The five tastes are pungent, sweet, sour, bitter and salty, each of which have their functions and characteristics. For example, pungent herbs are used to generate sweat and to direct and vitalize qi and the blood. Sweet-tasting herbs often tonify or harmonize bodily systems. Some sweet-tasting herbs also exhibit a bland taste, which helps drain dampness through diuresis. Sour taste most often is astringent or consolidates, while bitter taste dispels heat, purges the bowels and gets rid of dampness by drying them out. Salty tastes soften hard masses as well as purge and open the bowels.

The Meridians

The Meridians refer to which organs the herb acts upon. For example, menthol is pungent, cool and is linked with the lungs and the liver.

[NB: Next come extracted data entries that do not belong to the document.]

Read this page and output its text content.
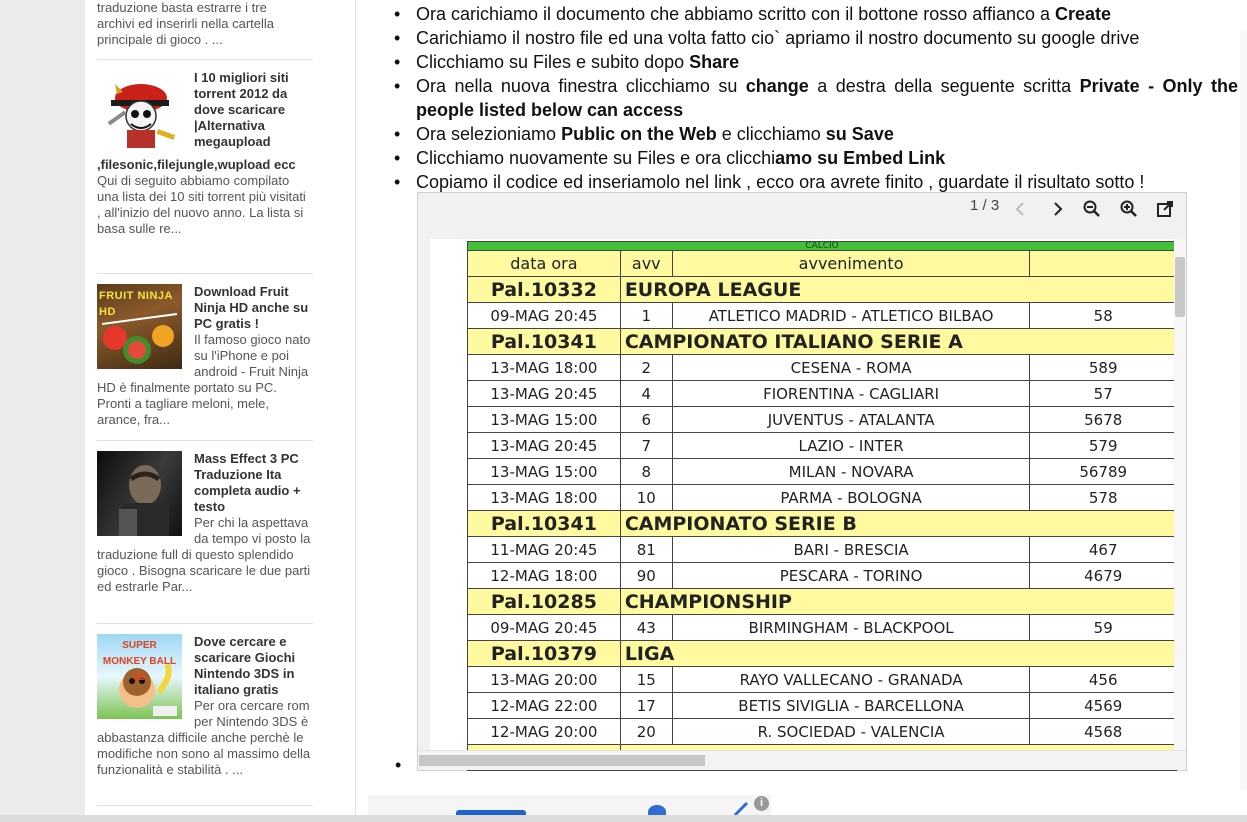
traduzione basta estrarre i tre
archivi ed inserirli nella cartella
principale di gioco . ...
I 10 migliori siti torrent 2012 da dove scaricare |Alternativa megaupload ,filesonic,filejungle,wupload ecc
Qui di seguito abbiamo compilato una lista dei 10 siti torrent più visitati , all'inizio del nuovo anno. La lista si basa sulle re...
FRUIT NINJA HD
Download Fruit Ninja HD anche su PC gratis !
Il famoso gioco nato su l'iPhone e poi android - Fruit Ninja HD è finalmente portato su PC. Pronti a tagliare meloni, mele, arance, fra...
Mass Effect 3 PC Traduzione Ita completa audio + testo
Per chi la aspettava da tempo vi posto la traduzione full di questo splendido gioco . Bisogna scaricare le due parti ed estrarle Par...
SUPER MONKEY BALL 3D
Dove cercare e scaricare Giochi Nintendo 3DS in italiano gratis
Per ora cercare rom per Nintendo 3DS è abbastanza difficile anche perchè le modifiche non sono al massimo della funzionalità e stabilità . ...
• Ora carichiamo il documento che abbiamo scritto con il bottone rosso affianco a Create
• Carichiamo il nostro file ed una volta fatto cio` apriamo il nostro documento su google drive
• Clicchiamo su Files e subito dopo Share
• Ora nella nuova finestra clicchiamo su change a destra della seguente scritta Private - Only the people listed below can access
• Ora selezioniamo Public on the Web e clicchiamo su Save
• Clicchiamo nuovamente su Files e ora clicchiamo su Embed Link
• Copiamo il codice ed inseriamolo nel link , ecco ora avrete finito , guardate il risultato sotto !
1 / 3
CALCIO			
data ora	avv	avvenimento	
Pal.10332	EUROPA LEAGUE		
09-MAG 20:45	1	ATLETICO MADRID - ATLETICO BILBAO	58
Pal.10341	CAMPIONATO ITALIANO SERIE A		
13-MAG 18:00	2	CESENA - ROMA	589
13-MAG 20:45	4	FIORENTINA - CAGLIARI	57
13-MAG 15:00	6	JUVENTUS - ATALANTA	5678
13-MAG 20:45	7	LAZIO - INTER	579
13-MAG 15:00	8	MILAN - NOVARA	56789
13-MAG 18:00	10	PARMA - BOLOGNA	578
Pal.10341	CAMPIONATO SERIE B		
11-MAG 20:45	81	BARI - BRESCIA	467
12-MAG 18:00	90	PESCARA - TORINO	4679
Pal.10285	CHAMPIONSHIP		
09-MAG 20:45	43	BIRMINGHAM - BLACKPOOL	59
Pal.10379	LIGA		
13-MAG 20:00	15	RAYO VALLECANO - GRANADA	456
12-MAG 22:00	17	BETIS SIVIGLIA - BARCELLONA	4569
12-MAG 20:00	20	R. SOCIEDAD - VALENCIA	4568

•
i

Since the lungs is the organ which protects the body from invasion from cold and influenza, menthol can help purge coldness in the lungs and invading heat toxins caused by hot "wind."

Chinese patent medicine

Chinese patent medicine (traditional Chinese: 中成藥, Simplified Chinese: 中成 , pinyin: zhong chéng yào) is a kind of traditional Chinese medicine. They are standardized herbal formulas. Several herbs and other ingredients are dried and ground. They are then mixed into a powder and formed into pills. The binder is traditionally honey. They are characteristically little round black pills. Chinese patent medicines are easy and convenient. However, they are not easy to customize on a patient-by-patient basis. They are best used when a patient's condition is not severe and the medicine can be taken as a long-term treatment. These medicines are not "patented" in the traditional sense of the word. No one has exclusive rights to the formula. Instead, "patent" refers to the standardization of the formula. All Chinese patent medicines of the same name will have the same proportions of ingredients.